KC-46A Completes Flight without Copilot in Preparation for “Potential High-end Combat Scenarios”

  • Defensemirror.com Bureau
  • 06:08 AM, November 4, 2022
  • 570
KC-46A Completes Flight without Copilot in Preparation for “Potential High-end Combat Scenarios”
McConnell AFB completes KC-46 flight with limited crew @U.S.A.F.

The U.S. Air Force is conducting experiments to test whether a two-person crew could safely fly a KC-46A Pegasus tanker in an emergency.

On October 25, the 22nd Air Refueling Wing flew a KC-46A only with a solo pilot and a fuel boom operator to validate procedures for operating with a limited aircrew for certain potential high-end combat scenarios.

This employment concept allows the KC-46 to complete its primary mission with a reduced crew complement when needed to rapidly launch aircraft with threats inbound or extend long-range operations in the air with offset crews, the Air Force said in a release.

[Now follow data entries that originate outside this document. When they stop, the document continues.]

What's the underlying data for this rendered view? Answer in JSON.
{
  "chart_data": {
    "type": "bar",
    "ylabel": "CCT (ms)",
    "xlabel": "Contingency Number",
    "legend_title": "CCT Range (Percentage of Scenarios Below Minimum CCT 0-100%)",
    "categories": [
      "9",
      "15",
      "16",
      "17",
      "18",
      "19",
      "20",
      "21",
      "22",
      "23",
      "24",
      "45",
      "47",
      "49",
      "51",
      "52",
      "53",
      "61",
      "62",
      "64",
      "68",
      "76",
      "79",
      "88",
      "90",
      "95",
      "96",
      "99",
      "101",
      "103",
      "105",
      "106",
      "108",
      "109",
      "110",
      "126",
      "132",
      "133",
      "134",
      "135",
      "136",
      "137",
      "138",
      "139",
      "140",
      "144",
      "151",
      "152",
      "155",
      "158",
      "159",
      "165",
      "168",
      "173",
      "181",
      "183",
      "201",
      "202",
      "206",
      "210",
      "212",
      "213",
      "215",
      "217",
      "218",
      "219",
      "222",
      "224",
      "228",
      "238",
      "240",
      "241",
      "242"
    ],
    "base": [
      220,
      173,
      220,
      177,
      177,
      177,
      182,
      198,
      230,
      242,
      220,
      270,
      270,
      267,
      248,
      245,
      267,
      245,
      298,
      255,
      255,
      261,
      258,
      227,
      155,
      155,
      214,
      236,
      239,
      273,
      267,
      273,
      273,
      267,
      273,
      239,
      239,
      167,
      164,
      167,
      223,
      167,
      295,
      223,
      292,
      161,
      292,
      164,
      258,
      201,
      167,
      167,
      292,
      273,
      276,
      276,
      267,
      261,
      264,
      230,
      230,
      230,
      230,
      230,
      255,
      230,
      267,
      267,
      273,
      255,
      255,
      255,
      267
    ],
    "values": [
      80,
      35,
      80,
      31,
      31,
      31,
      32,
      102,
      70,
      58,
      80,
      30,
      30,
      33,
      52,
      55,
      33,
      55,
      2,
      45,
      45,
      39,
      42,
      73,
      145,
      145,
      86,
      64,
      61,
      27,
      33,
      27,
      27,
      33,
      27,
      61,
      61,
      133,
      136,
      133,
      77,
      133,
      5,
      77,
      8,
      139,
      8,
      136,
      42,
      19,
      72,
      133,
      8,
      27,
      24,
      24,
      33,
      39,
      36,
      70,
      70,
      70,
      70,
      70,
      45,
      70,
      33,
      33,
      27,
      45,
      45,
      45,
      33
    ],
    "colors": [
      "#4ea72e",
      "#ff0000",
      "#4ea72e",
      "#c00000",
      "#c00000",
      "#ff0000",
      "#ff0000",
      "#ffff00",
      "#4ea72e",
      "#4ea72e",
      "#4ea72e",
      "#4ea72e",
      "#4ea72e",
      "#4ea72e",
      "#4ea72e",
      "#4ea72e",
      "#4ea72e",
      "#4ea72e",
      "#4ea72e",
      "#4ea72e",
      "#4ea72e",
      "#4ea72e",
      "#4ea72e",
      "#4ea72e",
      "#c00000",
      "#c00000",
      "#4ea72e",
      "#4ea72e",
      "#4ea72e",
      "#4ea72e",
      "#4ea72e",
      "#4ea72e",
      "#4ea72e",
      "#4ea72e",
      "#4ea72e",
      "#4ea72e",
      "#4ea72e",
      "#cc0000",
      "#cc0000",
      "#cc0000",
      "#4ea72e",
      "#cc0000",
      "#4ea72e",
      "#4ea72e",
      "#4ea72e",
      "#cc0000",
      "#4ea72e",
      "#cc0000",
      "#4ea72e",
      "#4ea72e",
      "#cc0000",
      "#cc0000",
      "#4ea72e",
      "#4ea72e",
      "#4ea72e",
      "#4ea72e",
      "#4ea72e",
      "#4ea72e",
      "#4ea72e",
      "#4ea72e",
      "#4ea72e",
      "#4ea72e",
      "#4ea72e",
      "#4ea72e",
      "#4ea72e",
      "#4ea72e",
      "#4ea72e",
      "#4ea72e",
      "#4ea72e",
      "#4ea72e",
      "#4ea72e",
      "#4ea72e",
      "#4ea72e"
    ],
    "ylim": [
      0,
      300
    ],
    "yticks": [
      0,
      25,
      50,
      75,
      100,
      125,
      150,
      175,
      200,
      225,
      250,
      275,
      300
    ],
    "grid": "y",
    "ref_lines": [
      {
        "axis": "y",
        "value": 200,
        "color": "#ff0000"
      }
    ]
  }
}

The mission was executed inside military test airspace and included two KC-46 sorties with a reduced crew complement of only a single pilot and boom operator. The first sortie flew the pattern only, followed by a debrief and assessment. The second sortie immediately followed and accomplished a full mission profile including ground operations; preflight tasks; takeoff; aerial refueling rendezvous; air refueling on-load and offload; landing; and debrief. The boom operator was co-located in the cockpit with the pilot, except when performing boom operations, and a second instructor pilot was aboard throughout the entire mission to serve as a safety observer.

The KC-46’s basic crew complement is a pilot, a copilot and a boom operator, with additional aircrew added for long-duration flights. A second KC-46 with a full crew complement of subject matter experts accompanied the first aircraft to provide assistance by radio, if needed.

“This mission was practiced extensively in flight simulators,” said Col. Nate Vogel, 22nd ARW commander. “Each phase of evaluation has been carefully considered, taking into account crew safety, aircraft capabilities, and existing federal aviation standards. That allowed us to make a deliberate and thorough analysis of what risks and hurdles are present, how to mitigate those, and allowed us to recommend training requirements to familiarize crews with the basic functions and critical controls of unfamiliar crew positions.”

This flight was part of Air Mobility Command’s broader exploration of tactics, techniques and procedures that address the unique stresses expected in a high-end, peer-competitor fight.